By the way, are you seeing any flowers appearing in the mossy area? I ask because 'ephemeral' plants often appear in Northern hemisphere climates. We don't have them much round here, not cold enough!
In the meantime, here's a thread dedicated to the glories of moss: https://permies.com/t/13614/art-music-aesthetics/Moss-art#122781
moss is beautiful, in Japan they so love the moss that they'll get on their hands and knees with tweezers to pull weeds that grow up in it..
some photos of japanese gardens show acres of moss and trees..beautiful.
generally where moss grows it is acidic, compacted and shady..and will grow moss better than anything else..
I would leave the moss esp in the paths, and find some other area of the property to plant your gardens..although you can edge your mossy paths with things like violets (which are edible) etc..

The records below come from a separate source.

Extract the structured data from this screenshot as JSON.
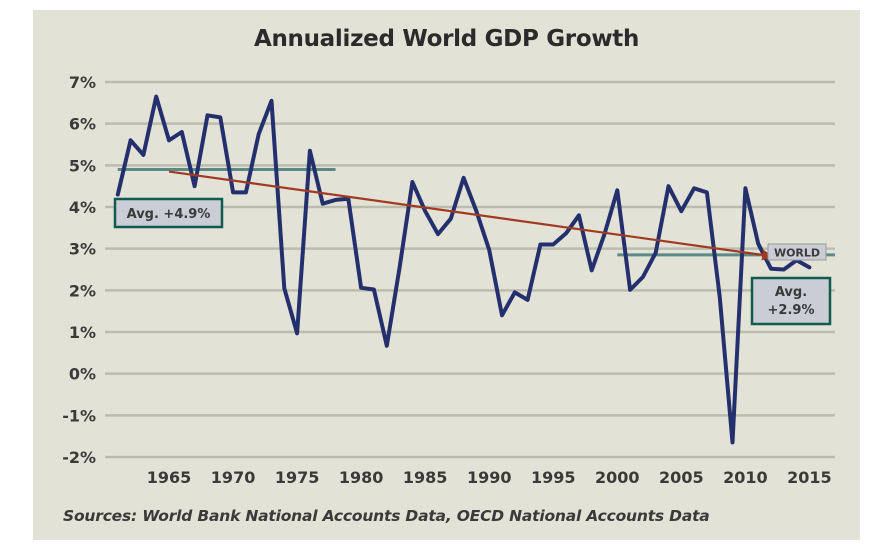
{
  "chart_data": {
    "type": "line",
    "title": "Annualized World GDP Growth",
    "source": "Sources: World Bank National Accounts Data, OECD National Accounts Data",
    "xlabel": "",
    "ylabel": "",
    "xlim": [
      1960,
      2017
    ],
    "ylim": [
      -2,
      7
    ],
    "x_ticks": [
      1965,
      1970,
      1975,
      1980,
      1985,
      1990,
      1995,
      2000,
      2005,
      2010,
      2015
    ],
    "y_ticks": [
      7,
      6,
      5,
      4,
      3,
      2,
      1,
      0,
      -1,
      -2
    ],
    "y_tick_labels": [
      "7%",
      "6%",
      "5%",
      "4%",
      "3%",
      "2%",
      "1%",
      "0%",
      "-1%",
      "-2%"
    ],
    "grid": "horizontal",
    "series": [
      {
        "name": "WORLD",
        "color": "#24306e",
        "x": [
          1961,
          1962,
          1963,
          1964,
          1965,
          1966,
          1967,
          1968,
          1969,
          1970,
          1971,
          1972,
          1973,
          1974,
          1975,
          1976,
          1977,
          1978,
          1979,
          1980,
          1981,
          1982,
          1983,
          1984,
          1985,
          1986,
          1987,
          1988,
          1989,
          1990,
          1991,
          1992,
          1993,
          1994,
          1995,
          1996,
          1997,
          1998,
          1999,
          2000,
          2001,
          2002,
          2003,
          2004,
          2005,
          2006,
          2007,
          2008,
          2009,
          2010,
          2011,
          2012,
          2013,
          2014,
          2015
        ],
        "y": [
          4.3,
          5.6,
          5.25,
          6.65,
          5.6,
          5.8,
          4.5,
          6.2,
          6.15,
          4.35,
          4.35,
          5.75,
          6.55,
          2.05,
          0.97,
          5.35,
          4.08,
          4.17,
          4.2,
          2.06,
          2.02,
          0.67,
          2.55,
          4.6,
          3.9,
          3.35,
          3.72,
          4.7,
          3.9,
          2.97,
          1.4,
          1.95,
          1.77,
          3.1,
          3.1,
          3.37,
          3.8,
          2.48,
          3.35,
          4.4,
          2.01,
          2.32,
          2.9,
          4.5,
          3.9,
          4.45,
          4.35,
          1.85,
          -1.65,
          4.45,
          3.12,
          2.52,
          2.5,
          2.72,
          2.55
        ]
      }
    ],
    "trend_line": {
      "color": "#a03a22",
      "from": {
        "x": 1965,
        "y": 4.85
      },
      "to": {
        "x": 2012,
        "y": 2.82
      }
    },
    "averages": [
      {
        "label": "Avg. +4.9%",
        "value": 4.9,
        "x_range": [
          1961,
          1978
        ],
        "line_color": "#5b8a87",
        "box_border": "#0f5b50"
      },
      {
        "label_lines": [
          "Avg.",
          "+2.9%"
        ],
        "value": 2.85,
        "x_range": [
          2000,
          2017
        ],
        "line_color": "#5b8a87",
        "box_border": "#0f5b50"
      }
    ],
    "series_label": "WORLD"
  },
  "colors": {
    "panel": "#e3e2d6",
    "grid": "#bcbcae",
    "text": "#3a3a3a",
    "box_fill": "#cacdd6"
  }
}
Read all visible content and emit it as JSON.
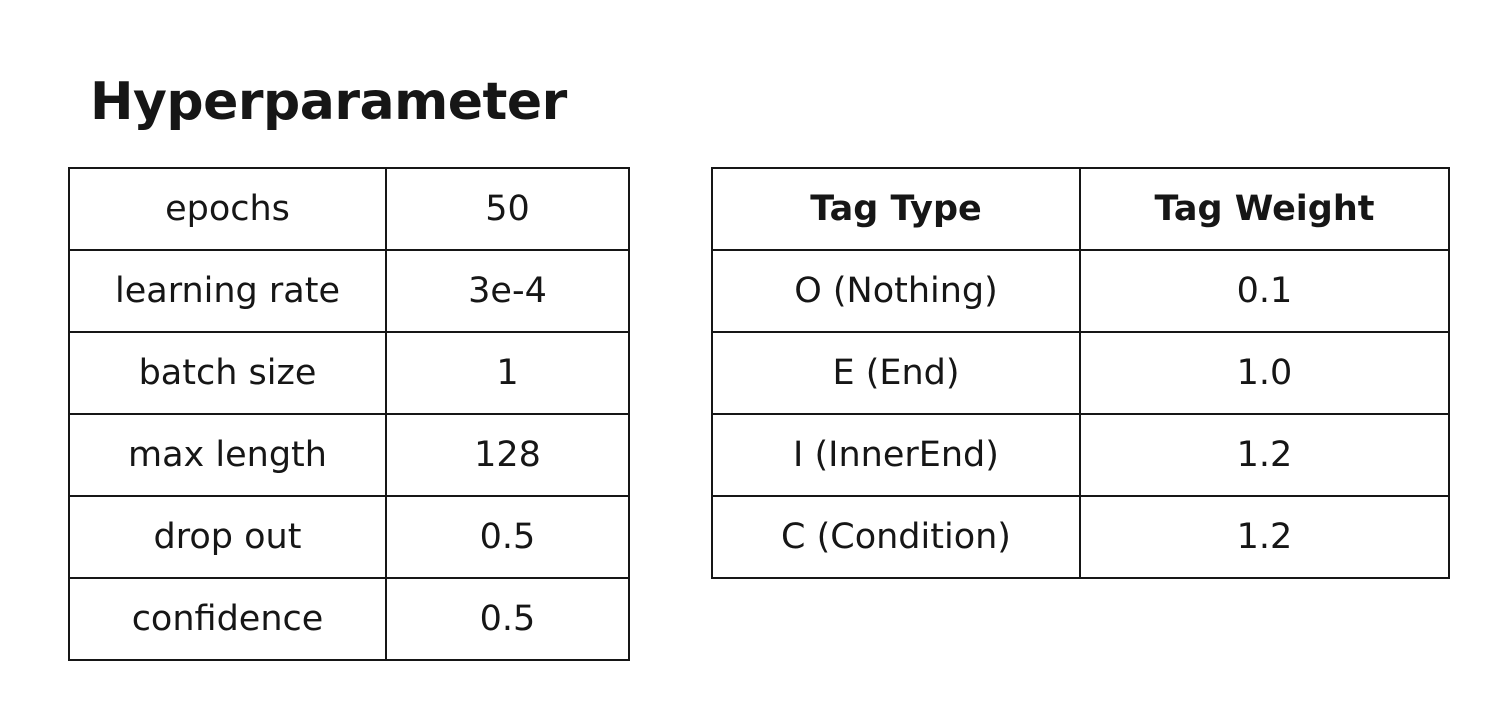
{
  "title": "Hyperparameter",
  "hyperparameters": [
    {
      "name": "epochs",
      "value": "50"
    },
    {
      "name": "learning rate",
      "value": "3e-4"
    },
    {
      "name": "batch size",
      "value": "1"
    },
    {
      "name": "max length",
      "value": "128"
    },
    {
      "name": "drop out",
      "value": "0.5"
    },
    {
      "name": "confidence",
      "value": "0.5"
    }
  ],
  "tag_table": {
    "headers": [
      "Tag Type",
      "Tag Weight"
    ],
    "rows": [
      {
        "type": "O (Nothing)",
        "weight": "0.1"
      },
      {
        "type": "E (End)",
        "weight": "1.0"
      },
      {
        "type": "I (InnerEnd)",
        "weight": "1.2"
      },
      {
        "type": "C (Condition)",
        "weight": "1.2"
      }
    ]
  },
  "colors": {
    "text": "#161616",
    "border": "#161616",
    "background": "#ffffff"
  }
}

IF you have room for both moss and your needs, leave the moss
Bloom where you are planted.
posted 7 years ago
I've taken the images already, I'll post them sometimes toward the weekend. I had a bunch of dry, crispy wintered leaves on the ground and decided to mulch them. What I learned from this cursory work is that my soil is compacted hard and powdery. It most certainly is not from lack of water, but it is under trees. On one end of my property I have 7 or 8 conifers, and on the other, a dozen deciduous trees. I really want to cut down the pines. I hate conifers. Then I was thinking of going ape-ship and grow clover (probably white dutch), primarily to start reconditioning the soil. I'm wondering if I should do a once-in-a-lifetime rototill and go around stealing everyone's organic junk and mix it in. If so, I'd do it after I have felled the evil pines.